At the same time, the economic crisis that began in 2008 (though its roots go far deeper) continues through Europe and America. European governments expect growth to come from austerity measures, but with little money invested in production, they will only deepen the crisis. The cuts that governments are forcing onto the public sector are raising opposition from amongst the people of Europe, and our comrades overseas are busy helping to organise this opposition with a socialist programme.

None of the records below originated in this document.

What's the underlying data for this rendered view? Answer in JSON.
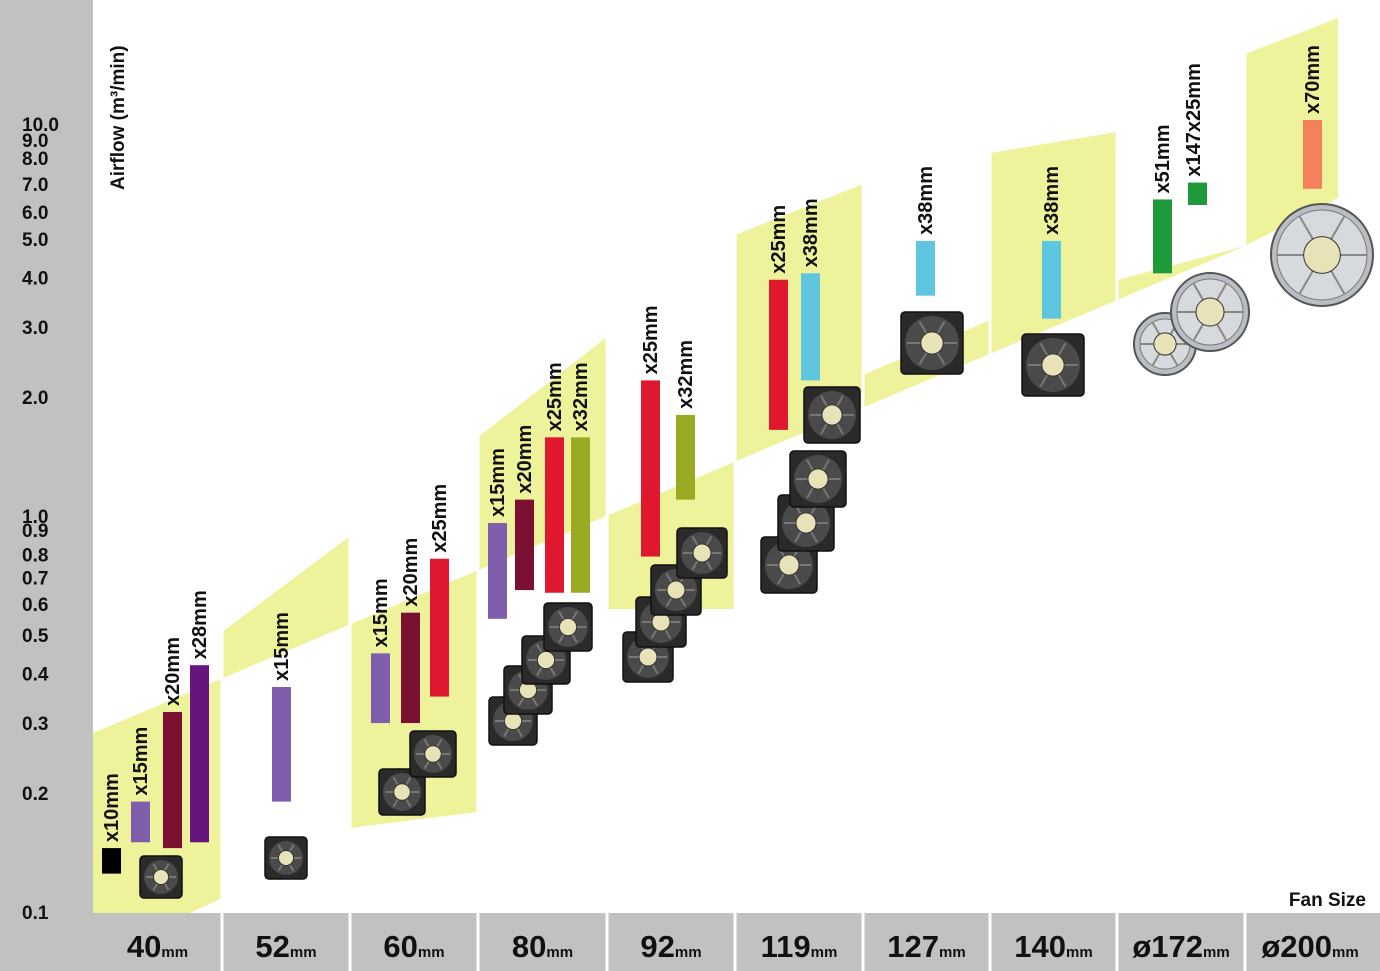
{
  "chart_data": {
    "type": "bar",
    "ylabel": "Airflow (m³/min)",
    "xlabel": "Fan Size",
    "y_scale": "log",
    "ylim": [
      0.1,
      10.0
    ],
    "y_ticks": [
      "0.1",
      "0.2",
      "0.3",
      "0.4",
      "0.5",
      "0.6",
      "0.7",
      "0.8",
      "0.9",
      "1.0",
      "2.0",
      "3.0",
      "4.0",
      "5.0",
      "6.0",
      "7.0",
      "8.0",
      "9.0",
      "10.0"
    ],
    "categories": [
      {
        "num": "40",
        "unit": "mm"
      },
      {
        "num": "52",
        "unit": "mm"
      },
      {
        "num": "60",
        "unit": "mm"
      },
      {
        "num": "80",
        "unit": "mm"
      },
      {
        "num": "92",
        "unit": "mm"
      },
      {
        "num": "119",
        "unit": "mm"
      },
      {
        "num": "127",
        "unit": "mm"
      },
      {
        "num": "140",
        "unit": "mm"
      },
      {
        "num": "ø172",
        "unit": "mm"
      },
      {
        "num": "ø200",
        "unit": "mm"
      }
    ],
    "bars": [
      {
        "category": "40mm",
        "label": "x10mm",
        "min": 0.125,
        "max": 0.145,
        "color": "#000000"
      },
      {
        "category": "40mm",
        "label": "x15mm",
        "min": 0.15,
        "max": 0.19,
        "color": "#7f5fad"
      },
      {
        "category": "40mm",
        "label": "x20mm",
        "min": 0.145,
        "max": 0.32,
        "color": "#7a1133"
      },
      {
        "category": "40mm",
        "label": "x28mm",
        "min": 0.15,
        "max": 0.42,
        "color": "#66157f"
      },
      {
        "category": "52mm",
        "label": "x15mm",
        "min": 0.19,
        "max": 0.37,
        "color": "#7f5fad"
      },
      {
        "category": "60mm",
        "label": "x15mm",
        "min": 0.3,
        "max": 0.45,
        "color": "#7f5fad"
      },
      {
        "category": "60mm",
        "label": "x20mm",
        "min": 0.3,
        "max": 0.57,
        "color": "#7a1133"
      },
      {
        "category": "60mm",
        "label": "x25mm",
        "min": 0.35,
        "max": 0.78,
        "color": "#e0182f"
      },
      {
        "category": "80mm",
        "label": "x15mm",
        "min": 0.55,
        "max": 0.96,
        "color": "#7f5fad"
      },
      {
        "category": "80mm",
        "label": "x20mm",
        "min": 0.65,
        "max": 1.1,
        "color": "#7a1133"
      },
      {
        "category": "80mm",
        "label": "x25mm",
        "min": 0.64,
        "max": 1.58,
        "color": "#e0182f"
      },
      {
        "category": "80mm",
        "label": "x32mm",
        "min": 0.64,
        "max": 1.58,
        "color": "#9aaa22"
      },
      {
        "category": "92mm",
        "label": "x25mm",
        "min": 0.79,
        "max": 2.2,
        "color": "#e0182f"
      },
      {
        "category": "92mm",
        "label": "x32mm",
        "min": 1.1,
        "max": 1.8,
        "color": "#9aaa22"
      },
      {
        "category": "119mm",
        "label": "x25mm",
        "min": 1.65,
        "max": 3.95,
        "color": "#e0182f"
      },
      {
        "category": "119mm",
        "label": "x38mm",
        "min": 2.2,
        "max": 4.1,
        "color": "#5ec6de"
      },
      {
        "category": "127mm",
        "label": "x38mm",
        "min": 3.6,
        "max": 4.95,
        "color": "#5ec6de"
      },
      {
        "category": "140mm",
        "label": "x38mm",
        "min": 3.15,
        "max": 4.95,
        "color": "#5ec6de"
      },
      {
        "category": "ø172mm",
        "label": "x51mm",
        "min": 4.1,
        "max": 6.3,
        "color": "#1f9a3a"
      },
      {
        "category": "ø172mm",
        "label": "x147x25mm",
        "min": 6.1,
        "max": 6.95,
        "color": "#1f9a3a"
      },
      {
        "category": "ø200mm",
        "label": "x70mm",
        "min": 6.7,
        "max": 10.0,
        "color": "#f5805c"
      }
    ],
    "grid": false,
    "legend": "none"
  },
  "colors": {
    "axis_panel": "#c1c1c1",
    "band_fill": "#eef39b",
    "fan_dark": "#2a2a2a"
  }
}
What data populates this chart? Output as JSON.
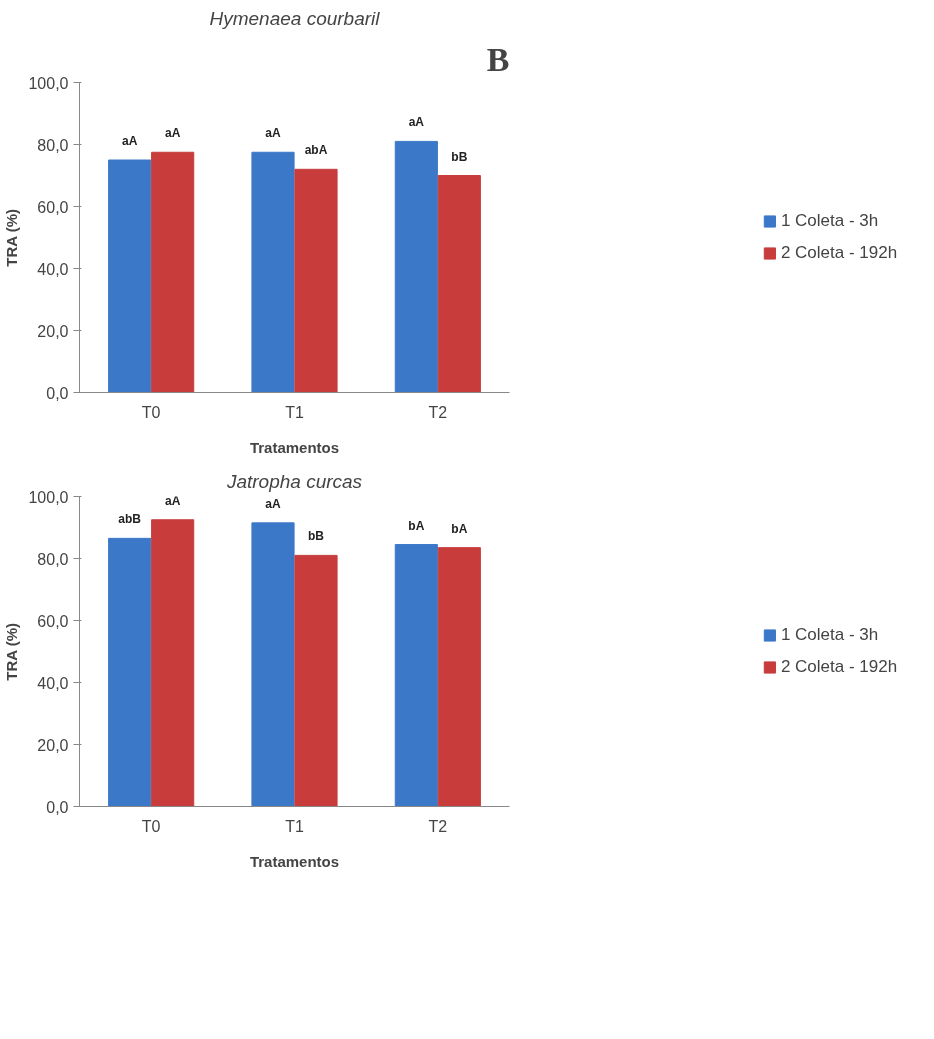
{
  "chart_data": [
    {
      "type": "bar",
      "title": "Hymenaea courbaril",
      "xlabel": "Tratamentos",
      "ylabel": "TRA (%)",
      "annotations": [
        "B"
      ],
      "categories": [
        "T0",
        "T1",
        "T2"
      ],
      "series": [
        {
          "name": "1 Coleta - 3h",
          "color": "#3c78c8",
          "values": [
            75,
            77.5,
            81
          ],
          "value_labels": [
            "aA",
            "aA",
            "aA"
          ]
        },
        {
          "name": "2 Coleta - 192h",
          "color": "#c83c3c",
          "values": [
            77.5,
            72,
            70
          ],
          "value_labels": [
            "aA",
            "abA",
            "bB"
          ]
        }
      ],
      "ylim": [
        0,
        100
      ],
      "yticks": [
        {
          "value": 0,
          "label": "0,0"
        },
        {
          "value": 20,
          "label": "20,0"
        },
        {
          "value": 40,
          "label": "40,0"
        },
        {
          "value": 60,
          "label": "60,0"
        },
        {
          "value": 80,
          "label": "80,0"
        },
        {
          "value": 100,
          "label": "100,0"
        }
      ],
      "grid": false,
      "legend": "right"
    },
    {
      "type": "bar",
      "title": "Jatropha curcas",
      "xlabel": "Tratamentos",
      "ylabel": "TRA (%)",
      "categories": [
        "T0",
        "T1",
        "T2"
      ],
      "series": [
        {
          "name": "1 Coleta - 3h",
          "color": "#3c78c8",
          "values": [
            86.5,
            91.5,
            84.5
          ],
          "value_labels": [
            "abB",
            "aA",
            "bA"
          ]
        },
        {
          "name": "2 Coleta - 192h",
          "color": "#c83c3c",
          "values": [
            92.5,
            81,
            83.5
          ],
          "value_labels": [
            "aA",
            "bB",
            "bA"
          ]
        }
      ],
      "ylim": [
        0,
        100
      ],
      "yticks": [
        {
          "value": 0,
          "label": "0,0"
        },
        {
          "value": 20,
          "label": "20,0"
        },
        {
          "value": 40,
          "label": "40,0"
        },
        {
          "value": 60,
          "label": "60,0"
        },
        {
          "value": 80,
          "label": "80,0"
        },
        {
          "value": 100,
          "label": "100,0"
        }
      ],
      "grid": false,
      "legend": "right"
    }
  ]
}
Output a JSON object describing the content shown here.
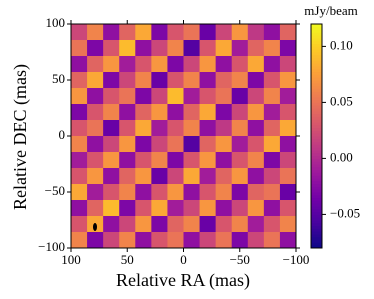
{
  "chart_data": {
    "type": "heatmap",
    "x_label": "Relative RA (mas)",
    "y_label": "Relative DEC (mas)",
    "colorbar_label": "mJy/beam",
    "colormap": "plasma",
    "xlim": [
      100,
      -100
    ],
    "ylim": [
      -100,
      100
    ],
    "xticks": [
      100,
      50,
      0,
      {
        "value": -50,
        "label": "−50"
      },
      {
        "value": -100,
        "label": "−100"
      }
    ],
    "yticks": [
      100,
      50,
      0,
      {
        "value": -50,
        "label": "−50"
      },
      {
        "value": -100,
        "label": "−100"
      }
    ],
    "clim": [
      -0.08,
      0.12
    ],
    "cticks": [
      {
        "value": 0.1,
        "label": "0.10"
      },
      {
        "value": 0.05,
        "label": "0.05"
      },
      {
        "value": 0,
        "label": "0.00"
      },
      {
        "value": -0.05,
        "label": "−0.05"
      }
    ],
    "z": [
      [
        0.02,
        0.06,
        -0.02,
        0.04,
        0.08,
        -0.03,
        0.03,
        0.05,
        -0.04,
        0.02,
        0.07,
        0.01,
        -0.02,
        0.04
      ],
      [
        0.05,
        -0.03,
        0.03,
        0.09,
        -0.02,
        0.02,
        0.06,
        -0.05,
        0.03,
        0.08,
        -0.01,
        0.04,
        0.06,
        -0.03
      ],
      [
        -0.02,
        0.04,
        0.07,
        -0.01,
        0.03,
        0.07,
        -0.03,
        0.02,
        0.07,
        -0.02,
        0.03,
        0.08,
        -0.02,
        0.02
      ],
      [
        0.04,
        0.08,
        -0.03,
        0.02,
        0.06,
        -0.04,
        0.03,
        0.06,
        -0.02,
        0.04,
        0.06,
        -0.03,
        0.03,
        0.07
      ],
      [
        0.07,
        -0.02,
        0.03,
        0.05,
        -0.03,
        0.02,
        0.09,
        -0.01,
        0.03,
        0.05,
        -0.04,
        0.02,
        0.06,
        -0.01
      ],
      [
        -0.03,
        0.03,
        0.06,
        -0.02,
        0.04,
        0.07,
        -0.02,
        0.04,
        0.08,
        -0.03,
        0.02,
        0.07,
        -0.01,
        0.03
      ],
      [
        0.03,
        0.05,
        -0.04,
        0.03,
        0.08,
        -0.01,
        0.03,
        0.06,
        -0.02,
        0.01,
        0.06,
        -0.02,
        0.04,
        0.08
      ],
      [
        0.06,
        -0.02,
        0.02,
        0.07,
        -0.03,
        0.02,
        0.05,
        -0.05,
        0.04,
        0.07,
        -0.01,
        0.03,
        0.08,
        -0.02
      ],
      [
        -0.01,
        0.03,
        0.07,
        -0.02,
        0.03,
        0.06,
        -0.03,
        0.03,
        0.07,
        -0.02,
        0.03,
        0.06,
        -0.03,
        0.02
      ],
      [
        0.03,
        0.07,
        -0.02,
        0.04,
        0.07,
        -0.04,
        0.02,
        0.08,
        -0.01,
        0.04,
        0.07,
        -0.02,
        0.02,
        0.05
      ],
      [
        0.08,
        -0.01,
        0.03,
        0.06,
        -0.02,
        0.03,
        0.07,
        -0.02,
        0.03,
        0.06,
        -0.03,
        0.04,
        0.05,
        -0.04
      ],
      [
        -0.02,
        0.04,
        0.09,
        -0.03,
        0.03,
        0.08,
        -0.01,
        0.02,
        0.07,
        -0.02,
        0.02,
        0.07,
        -0.02,
        0.03
      ],
      [
        0.03,
        0.08,
        -0.02,
        0.02,
        0.07,
        -0.03,
        0.04,
        0.06,
        -0.04,
        0.03,
        0.06,
        -0.01,
        0.03,
        0.06
      ],
      [
        0.06,
        -0.03,
        0.02,
        0.06,
        -0.02,
        0.03,
        0.05,
        -0.02,
        0.02,
        0.05,
        -0.03,
        0.02,
        0.05,
        -0.02
      ]
    ]
  }
}
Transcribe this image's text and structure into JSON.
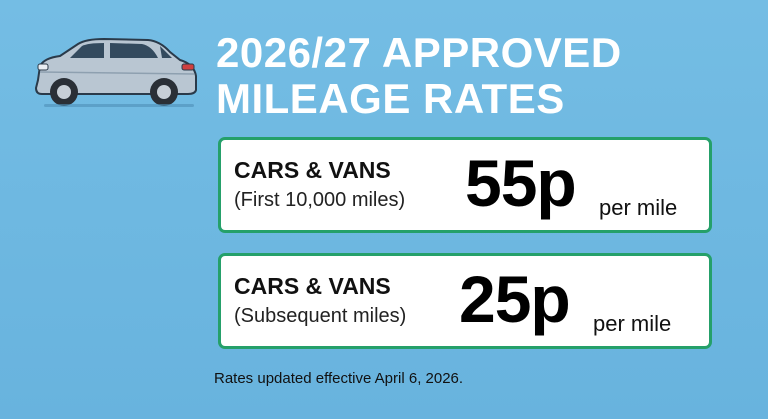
{
  "header": {
    "title_lines": [
      "2026/27 APPROVED",
      "MILEAGE RATES"
    ]
  },
  "rates": [
    {
      "category": "CARS & VANS",
      "qualifier": "(First 10,000 miles)",
      "rate": "55p",
      "unit": "per mile"
    },
    {
      "category": "CARS & VANS",
      "qualifier": "(Subsequent miles)",
      "rate": "25p",
      "unit": "per mile"
    }
  ],
  "footer": {
    "note": "Rates updated effective April 6, 2026."
  }
}
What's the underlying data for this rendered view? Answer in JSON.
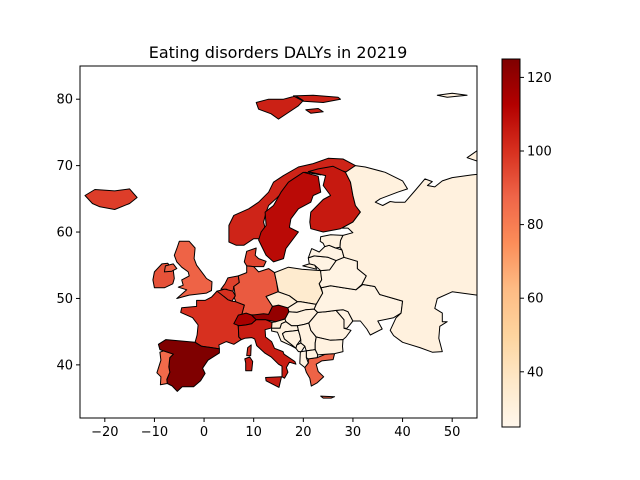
{
  "chart_data": {
    "type": "choropleth",
    "title": "Eating disorders DALYs in 20219",
    "xlabel": "",
    "ylabel": "",
    "x_ticks": [
      -20,
      -10,
      0,
      10,
      20,
      30,
      40,
      50
    ],
    "y_ticks": [
      40,
      50,
      60,
      70,
      80
    ],
    "xlim": [
      -25,
      55
    ],
    "ylim": [
      32,
      85
    ],
    "colorbar": {
      "colormap": "OrRd",
      "range": [
        25,
        125
      ],
      "ticks": [
        40,
        60,
        80,
        100,
        120
      ]
    },
    "regions": [
      {
        "name": "Iceland",
        "value": 97
      },
      {
        "name": "Norway",
        "value": 103
      },
      {
        "name": "Sweden",
        "value": 110
      },
      {
        "name": "Finland",
        "value": 106
      },
      {
        "name": "Svalbard",
        "value": 104
      },
      {
        "name": "Ireland",
        "value": 92
      },
      {
        "name": "United Kingdom",
        "value": 88
      },
      {
        "name": "Denmark",
        "value": 95
      },
      {
        "name": "Netherlands",
        "value": 96
      },
      {
        "name": "Belgium",
        "value": 100
      },
      {
        "name": "Germany",
        "value": 90
      },
      {
        "name": "France",
        "value": 100
      },
      {
        "name": "Switzerland",
        "value": 115
      },
      {
        "name": "Austria",
        "value": 120
      },
      {
        "name": "Italy",
        "value": 105
      },
      {
        "name": "Spain",
        "value": 125
      },
      {
        "name": "Portugal",
        "value": 86
      },
      {
        "name": "Greece",
        "value": 88
      },
      {
        "name": "Poland",
        "value": 35
      },
      {
        "name": "Czechia",
        "value": 32
      },
      {
        "name": "Slovakia",
        "value": 30
      },
      {
        "name": "Hungary",
        "value": 30
      },
      {
        "name": "Slovenia",
        "value": 32
      },
      {
        "name": "Croatia",
        "value": 30
      },
      {
        "name": "Bosnia and Herzegovina",
        "value": 29
      },
      {
        "name": "Serbia",
        "value": 29
      },
      {
        "name": "Romania",
        "value": 29
      },
      {
        "name": "Bulgaria",
        "value": 29
      },
      {
        "name": "Moldova",
        "value": 28
      },
      {
        "name": "Ukraine",
        "value": 28
      },
      {
        "name": "Belarus",
        "value": 28
      },
      {
        "name": "Lithuania",
        "value": 28
      },
      {
        "name": "Latvia",
        "value": 28
      },
      {
        "name": "Estonia",
        "value": 29
      },
      {
        "name": "Russia",
        "value": 30
      },
      {
        "name": "North Macedonia",
        "value": 29
      },
      {
        "name": "Albania",
        "value": 29
      },
      {
        "name": "Montenegro",
        "value": 29
      }
    ]
  }
}
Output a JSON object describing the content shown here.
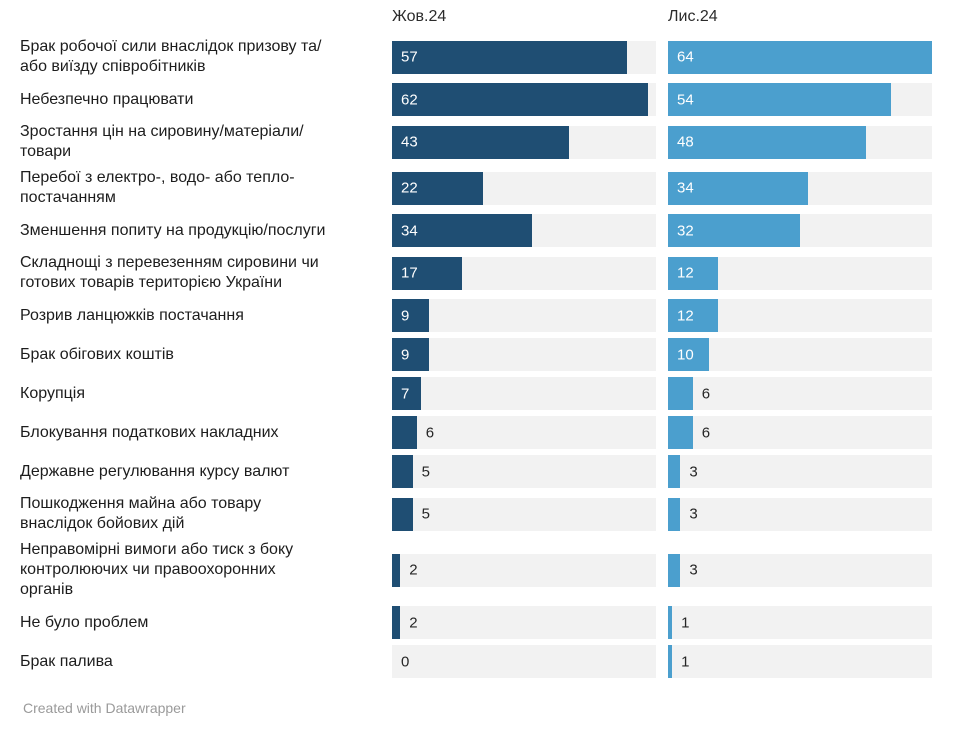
{
  "chart_data": {
    "type": "bar",
    "orientation": "horizontal",
    "layout": "two-column comparison, shared scale, light gray full-width tracks",
    "max_scale": 64,
    "value_label_inside_threshold": 7,
    "categories": [
      "Брак робочої сили внаслідок призову та/\nабо виїзду співробітників",
      "Небезпечно працювати",
      "Зростання цін на сировину/матеріали/\nтовари",
      "Перебої з електро-, водо- або тепло-\nпостачанням",
      "Зменшення попиту на продукцію/послуги",
      "Складнощі з перевезенням сировини чи\nготових товарів територією України",
      "Розрив ланцюжків постачання",
      "Брак обігових коштів",
      "Корупція",
      "Блокування податкових накладних",
      "Державне регулювання курсу валют",
      "Пошкодження майна або товару\nвнаслідок бойових дій",
      "Неправомірні вимоги або тиск з боку\nконтролюючих чи правоохоронних\nорганів",
      "Не було проблем",
      "Брак палива"
    ],
    "series": [
      {
        "name": "Жов.24",
        "color": "#1f4e73",
        "values": [
          57,
          62,
          43,
          22,
          34,
          17,
          9,
          9,
          7,
          6,
          5,
          5,
          2,
          2,
          0
        ]
      },
      {
        "name": "Лис.24",
        "color": "#4b9fce",
        "values": [
          64,
          54,
          48,
          34,
          32,
          12,
          12,
          10,
          6,
          6,
          3,
          3,
          3,
          1,
          1
        ]
      }
    ]
  },
  "colors": {
    "oct_bar": "#1f4e73",
    "nov_bar": "#4b9fce",
    "track": "#f2f2f2",
    "label_text": "#1d1d1d",
    "value_inside_text": "#ffffff",
    "value_outside_text": "#262626",
    "footer_text": "#9a9a9a"
  },
  "footer": {
    "credit": "Created with Datawrapper"
  }
}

Stephen Jolly led the discussion on perspectives for Australia. Our economy has been insulated from the global crisis, partly because of the mining boom powered by Chinese manufacturing and construction. But this situation is no guarantee of stability. Both China and Australia are seeing massive property bubbles, and the collapse of those bubbles could set off further economic instability. Meanwhile, Kevin Rudd’s proposed mining tax would have seen an extra $60 billion in public money over the next ten years. Rudd intended to spend it on tax cuts for businesses, but if that wealth was democratically controlled imagine what that money could have done to improve education, healthcare, welfare, or investment in renewable energy?
It’s only a fraction of the boom we’d have if we nationalised the large mining corporations, under the control of workers. Instead, the wealth from the mining boom is frittered away in private profits. The mining boom won’t last forever – once it’s gone, it’s gone. And in place of a mining windfall, the Australian government is gearing up for a round of public sector cuts. Debacles like this illustrate the superiority of socialist ideas in economic management.
Other sessions at the conference included a detailed overview of the situation in the Middle East and North Africa and two sessions on party building. At the conclusion of the conference we agreed on a number of resolutions including one which will see the establishment of a second branch in Melbourne’s northern suburbs.
We have a lot of work ahead of us; to demonstrate the strength of socialist ideas, and to involve people in taking back their unions and communities from capitalist interests. The main theme throughout the conference was that the relative quite will not be maintained in Australia forever. Under the surface the situation in Australia is quite unstable and conditions are being prepared for major class battles in the future. Our task is to build an organisation that can organise people to fight back and take direct control of their workplaces and communities. The 2011 Conference was a small but important step towards this goal.